Ему кажется вполне естественным, что закупорка сосудов бесследно для мозга не проходит. Но тогда почему же еще задолго до больницы, когда он вполне твердо стоял на ногах, ему доводилось вечером, улегшись в постель, гоняться за этими тенями?

Нет, это не совсем точно. Тогда он не гонялся за ними, как сейчас. Он убегал от них, относил на счет бессонницы или скверного пищеварения…

— Отец мой, я согрешил против шестой заповеди…

— В мыслях?

— В мыслях и делом…

В первые разы мягкий голос за решеткой исповедальни спрашивал:

— В одиночку, сын мой?

— В одиночку…

Лина не позвонила утром, как обещала, хотя он ее об этом не просил.

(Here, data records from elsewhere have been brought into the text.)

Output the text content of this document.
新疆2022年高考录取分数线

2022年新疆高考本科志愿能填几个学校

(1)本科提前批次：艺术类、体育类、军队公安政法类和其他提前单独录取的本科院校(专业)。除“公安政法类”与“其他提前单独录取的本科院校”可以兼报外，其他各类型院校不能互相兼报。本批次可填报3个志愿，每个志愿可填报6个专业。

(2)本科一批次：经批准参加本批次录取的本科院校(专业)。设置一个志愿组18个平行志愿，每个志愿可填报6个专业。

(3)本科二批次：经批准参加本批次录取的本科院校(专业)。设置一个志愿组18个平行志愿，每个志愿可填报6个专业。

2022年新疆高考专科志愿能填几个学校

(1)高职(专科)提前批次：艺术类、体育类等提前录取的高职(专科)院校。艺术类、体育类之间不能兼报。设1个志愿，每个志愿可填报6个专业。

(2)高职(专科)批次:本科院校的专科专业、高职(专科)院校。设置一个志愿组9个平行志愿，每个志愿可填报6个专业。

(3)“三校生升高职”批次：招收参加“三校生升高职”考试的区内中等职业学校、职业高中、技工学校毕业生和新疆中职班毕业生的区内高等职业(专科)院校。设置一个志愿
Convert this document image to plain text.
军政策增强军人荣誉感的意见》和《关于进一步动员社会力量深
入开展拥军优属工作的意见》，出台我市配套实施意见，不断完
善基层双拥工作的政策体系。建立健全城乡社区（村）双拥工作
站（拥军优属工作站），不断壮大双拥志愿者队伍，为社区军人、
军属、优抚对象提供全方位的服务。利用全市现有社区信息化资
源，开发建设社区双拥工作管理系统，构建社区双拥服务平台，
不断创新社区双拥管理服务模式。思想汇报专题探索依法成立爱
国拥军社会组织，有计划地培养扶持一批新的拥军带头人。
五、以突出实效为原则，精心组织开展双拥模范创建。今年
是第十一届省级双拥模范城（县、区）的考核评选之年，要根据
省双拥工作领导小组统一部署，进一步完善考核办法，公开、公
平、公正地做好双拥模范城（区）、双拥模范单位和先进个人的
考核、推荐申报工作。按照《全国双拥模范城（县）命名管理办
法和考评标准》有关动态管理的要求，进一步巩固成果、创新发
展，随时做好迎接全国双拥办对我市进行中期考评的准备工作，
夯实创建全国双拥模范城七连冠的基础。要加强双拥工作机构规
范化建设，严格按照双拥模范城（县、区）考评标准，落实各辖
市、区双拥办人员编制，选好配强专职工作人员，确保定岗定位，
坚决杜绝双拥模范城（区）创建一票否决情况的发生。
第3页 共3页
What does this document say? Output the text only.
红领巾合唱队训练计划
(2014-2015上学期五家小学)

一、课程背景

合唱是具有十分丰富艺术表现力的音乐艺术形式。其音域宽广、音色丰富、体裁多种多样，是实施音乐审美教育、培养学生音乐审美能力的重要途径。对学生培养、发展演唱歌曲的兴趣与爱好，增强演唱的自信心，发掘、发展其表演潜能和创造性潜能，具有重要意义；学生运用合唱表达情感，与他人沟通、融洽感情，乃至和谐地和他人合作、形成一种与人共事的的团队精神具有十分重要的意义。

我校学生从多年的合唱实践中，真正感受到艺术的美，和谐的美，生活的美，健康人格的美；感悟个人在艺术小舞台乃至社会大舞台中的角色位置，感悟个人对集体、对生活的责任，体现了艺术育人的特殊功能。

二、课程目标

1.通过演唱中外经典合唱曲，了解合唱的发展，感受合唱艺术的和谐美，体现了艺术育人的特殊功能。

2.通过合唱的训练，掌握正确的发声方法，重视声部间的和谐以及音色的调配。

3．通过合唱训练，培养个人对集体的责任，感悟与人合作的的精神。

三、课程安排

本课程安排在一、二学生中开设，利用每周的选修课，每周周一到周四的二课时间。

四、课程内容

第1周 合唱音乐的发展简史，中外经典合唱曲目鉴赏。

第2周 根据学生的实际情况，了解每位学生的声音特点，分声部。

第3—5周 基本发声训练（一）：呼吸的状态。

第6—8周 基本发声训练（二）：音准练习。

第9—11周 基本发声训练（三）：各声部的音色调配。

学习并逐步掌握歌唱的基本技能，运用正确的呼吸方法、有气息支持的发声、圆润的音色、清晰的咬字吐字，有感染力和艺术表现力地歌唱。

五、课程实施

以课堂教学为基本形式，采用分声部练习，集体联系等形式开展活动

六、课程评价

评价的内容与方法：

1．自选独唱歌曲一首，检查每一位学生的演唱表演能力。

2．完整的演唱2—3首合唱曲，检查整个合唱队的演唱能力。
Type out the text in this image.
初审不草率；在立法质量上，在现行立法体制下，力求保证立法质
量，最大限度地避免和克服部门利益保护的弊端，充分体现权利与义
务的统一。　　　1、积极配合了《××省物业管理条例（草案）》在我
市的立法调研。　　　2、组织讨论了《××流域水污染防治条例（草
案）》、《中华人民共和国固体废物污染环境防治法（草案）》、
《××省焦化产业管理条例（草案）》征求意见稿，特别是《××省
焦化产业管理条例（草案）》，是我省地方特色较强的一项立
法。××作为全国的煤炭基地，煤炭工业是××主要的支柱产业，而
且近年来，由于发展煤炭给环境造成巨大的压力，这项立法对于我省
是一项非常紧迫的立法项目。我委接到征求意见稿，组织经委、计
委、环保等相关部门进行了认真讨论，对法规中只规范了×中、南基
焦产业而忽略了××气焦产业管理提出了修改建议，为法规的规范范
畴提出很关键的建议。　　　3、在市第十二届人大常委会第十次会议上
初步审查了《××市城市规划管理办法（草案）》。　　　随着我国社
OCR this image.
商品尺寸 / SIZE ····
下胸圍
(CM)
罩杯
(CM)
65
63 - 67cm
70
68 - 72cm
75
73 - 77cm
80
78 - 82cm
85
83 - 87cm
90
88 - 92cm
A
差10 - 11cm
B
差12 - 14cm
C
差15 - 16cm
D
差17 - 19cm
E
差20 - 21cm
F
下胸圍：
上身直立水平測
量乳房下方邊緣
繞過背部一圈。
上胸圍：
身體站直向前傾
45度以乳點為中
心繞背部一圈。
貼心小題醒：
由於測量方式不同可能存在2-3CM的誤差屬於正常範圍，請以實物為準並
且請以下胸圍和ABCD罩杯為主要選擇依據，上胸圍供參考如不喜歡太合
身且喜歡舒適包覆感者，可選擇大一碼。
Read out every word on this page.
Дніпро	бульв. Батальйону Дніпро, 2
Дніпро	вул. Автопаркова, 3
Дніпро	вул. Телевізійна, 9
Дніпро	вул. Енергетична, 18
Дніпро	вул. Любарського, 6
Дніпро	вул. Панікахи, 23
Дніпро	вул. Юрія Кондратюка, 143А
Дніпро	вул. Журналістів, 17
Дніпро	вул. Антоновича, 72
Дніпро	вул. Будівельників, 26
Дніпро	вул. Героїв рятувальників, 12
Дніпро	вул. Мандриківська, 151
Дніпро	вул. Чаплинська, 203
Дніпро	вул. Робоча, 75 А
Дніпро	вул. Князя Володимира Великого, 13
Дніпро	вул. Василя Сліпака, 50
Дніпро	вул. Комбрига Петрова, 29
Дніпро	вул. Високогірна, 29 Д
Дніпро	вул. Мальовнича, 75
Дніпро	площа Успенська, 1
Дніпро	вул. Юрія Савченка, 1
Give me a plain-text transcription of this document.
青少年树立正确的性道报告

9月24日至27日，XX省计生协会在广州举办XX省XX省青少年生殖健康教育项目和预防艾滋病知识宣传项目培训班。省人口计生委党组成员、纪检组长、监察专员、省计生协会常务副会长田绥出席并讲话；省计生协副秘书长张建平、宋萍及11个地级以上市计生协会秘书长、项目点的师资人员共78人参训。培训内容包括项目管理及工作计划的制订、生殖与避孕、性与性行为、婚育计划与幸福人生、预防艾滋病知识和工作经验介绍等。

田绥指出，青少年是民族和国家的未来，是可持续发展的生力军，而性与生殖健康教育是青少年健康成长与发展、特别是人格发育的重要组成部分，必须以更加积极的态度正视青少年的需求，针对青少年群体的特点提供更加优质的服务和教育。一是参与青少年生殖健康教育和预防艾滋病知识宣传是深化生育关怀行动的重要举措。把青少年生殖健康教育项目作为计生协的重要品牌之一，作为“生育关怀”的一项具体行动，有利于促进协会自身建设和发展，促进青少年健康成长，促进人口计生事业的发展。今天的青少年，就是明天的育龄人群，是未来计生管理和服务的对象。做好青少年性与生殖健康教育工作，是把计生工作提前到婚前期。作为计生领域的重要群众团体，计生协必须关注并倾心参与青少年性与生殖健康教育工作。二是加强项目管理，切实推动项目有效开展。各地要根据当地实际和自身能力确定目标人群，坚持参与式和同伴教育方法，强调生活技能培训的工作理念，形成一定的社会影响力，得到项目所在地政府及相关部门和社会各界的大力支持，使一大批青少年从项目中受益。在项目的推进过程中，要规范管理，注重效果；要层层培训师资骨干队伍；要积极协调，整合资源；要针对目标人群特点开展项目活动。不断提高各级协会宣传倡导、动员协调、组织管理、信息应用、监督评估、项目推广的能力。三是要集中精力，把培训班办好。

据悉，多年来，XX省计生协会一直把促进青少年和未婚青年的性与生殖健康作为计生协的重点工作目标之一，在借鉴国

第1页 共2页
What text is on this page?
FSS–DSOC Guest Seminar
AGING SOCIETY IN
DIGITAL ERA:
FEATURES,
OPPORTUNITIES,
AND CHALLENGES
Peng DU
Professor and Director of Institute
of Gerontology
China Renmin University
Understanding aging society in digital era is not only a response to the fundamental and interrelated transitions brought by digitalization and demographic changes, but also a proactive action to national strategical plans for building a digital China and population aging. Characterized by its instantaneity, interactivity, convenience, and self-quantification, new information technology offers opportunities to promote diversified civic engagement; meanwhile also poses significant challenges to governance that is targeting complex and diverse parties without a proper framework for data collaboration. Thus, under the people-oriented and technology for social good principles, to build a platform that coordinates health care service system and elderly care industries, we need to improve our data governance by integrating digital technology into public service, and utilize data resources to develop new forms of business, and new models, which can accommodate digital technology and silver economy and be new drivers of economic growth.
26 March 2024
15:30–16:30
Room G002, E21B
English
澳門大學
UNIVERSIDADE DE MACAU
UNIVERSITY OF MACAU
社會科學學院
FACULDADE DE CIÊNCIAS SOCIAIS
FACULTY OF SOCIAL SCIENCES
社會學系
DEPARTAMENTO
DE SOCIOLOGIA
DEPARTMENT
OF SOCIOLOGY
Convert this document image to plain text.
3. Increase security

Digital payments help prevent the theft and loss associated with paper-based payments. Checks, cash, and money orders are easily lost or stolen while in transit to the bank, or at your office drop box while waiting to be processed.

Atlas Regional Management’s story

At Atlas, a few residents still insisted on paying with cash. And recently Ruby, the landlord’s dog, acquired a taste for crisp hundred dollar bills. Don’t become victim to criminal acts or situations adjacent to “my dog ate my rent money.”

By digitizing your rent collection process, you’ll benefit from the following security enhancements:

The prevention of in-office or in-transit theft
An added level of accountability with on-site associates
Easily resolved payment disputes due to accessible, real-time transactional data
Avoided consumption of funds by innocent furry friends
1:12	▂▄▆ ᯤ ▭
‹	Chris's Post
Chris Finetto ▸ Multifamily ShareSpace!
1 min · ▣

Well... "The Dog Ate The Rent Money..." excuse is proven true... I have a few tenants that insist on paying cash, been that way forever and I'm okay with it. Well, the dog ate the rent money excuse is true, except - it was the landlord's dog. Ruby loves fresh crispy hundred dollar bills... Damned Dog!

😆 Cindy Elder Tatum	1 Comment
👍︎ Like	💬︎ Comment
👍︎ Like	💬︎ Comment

Она должна была уже вернуться домой. Только бы ей не взбрело в голову навестить его без предупреждения, как в субботу!

Но он сердится на нее меньше, чем на кого бы то ни было, просто лежит и гадает, о чем думает м-ль Бланш, неподвижно сидящая у окна и наблюдающая за неизлечимо больными стариками, которые с трубками в зубах прогуливаются небольшими группками на солнышке или сидят на скамейках.

Рене долго боялся стать неудачником, каких много. Комнаты редакции словно притягивают их — точно так же, как и всяких психов. Одного от другого даже не всегда можно сразу отличить, тем более что все они любят выкладывать свои фантастические идеи.

Разница в том, что неудачники уже смирились с судьбой, не верят в то, что говорят, и в конце концов просят одолжить им несколько франков. Так часто поступают старые друзья, изображая при этом полное добродушие.

— Понимаешь, сейчас у меня трудная полоса, но на той неделе…

Куда подевались те из них, которые давно перестали появляться? Стали обитателями приютов для престарелых?

Он тоже вполне мог бы стать неудачником. Начинал точно так же, как они все. Когда Рене бросил лицей Ги де Мопассана, не дожидаясь экзаменов, потому что знал, что не сдаст их, у него не было никаких планов, никаких замыслов, ни малейшего понятия о том, что он собирается делать.

Он чуть было не поступил на службу к г-ну Ремажу, где его задала бы карьера отца.

Рене не талантлив, и его сотрудники знают, что он не может написать действительно хорошую статью. Не потому ли с самого начала он инстинктивно стал специализироваться на хронике?

Интересовался жизнью видных людей, задавал себе возникавшие на их счет вопросы. И пытался на них отвечать.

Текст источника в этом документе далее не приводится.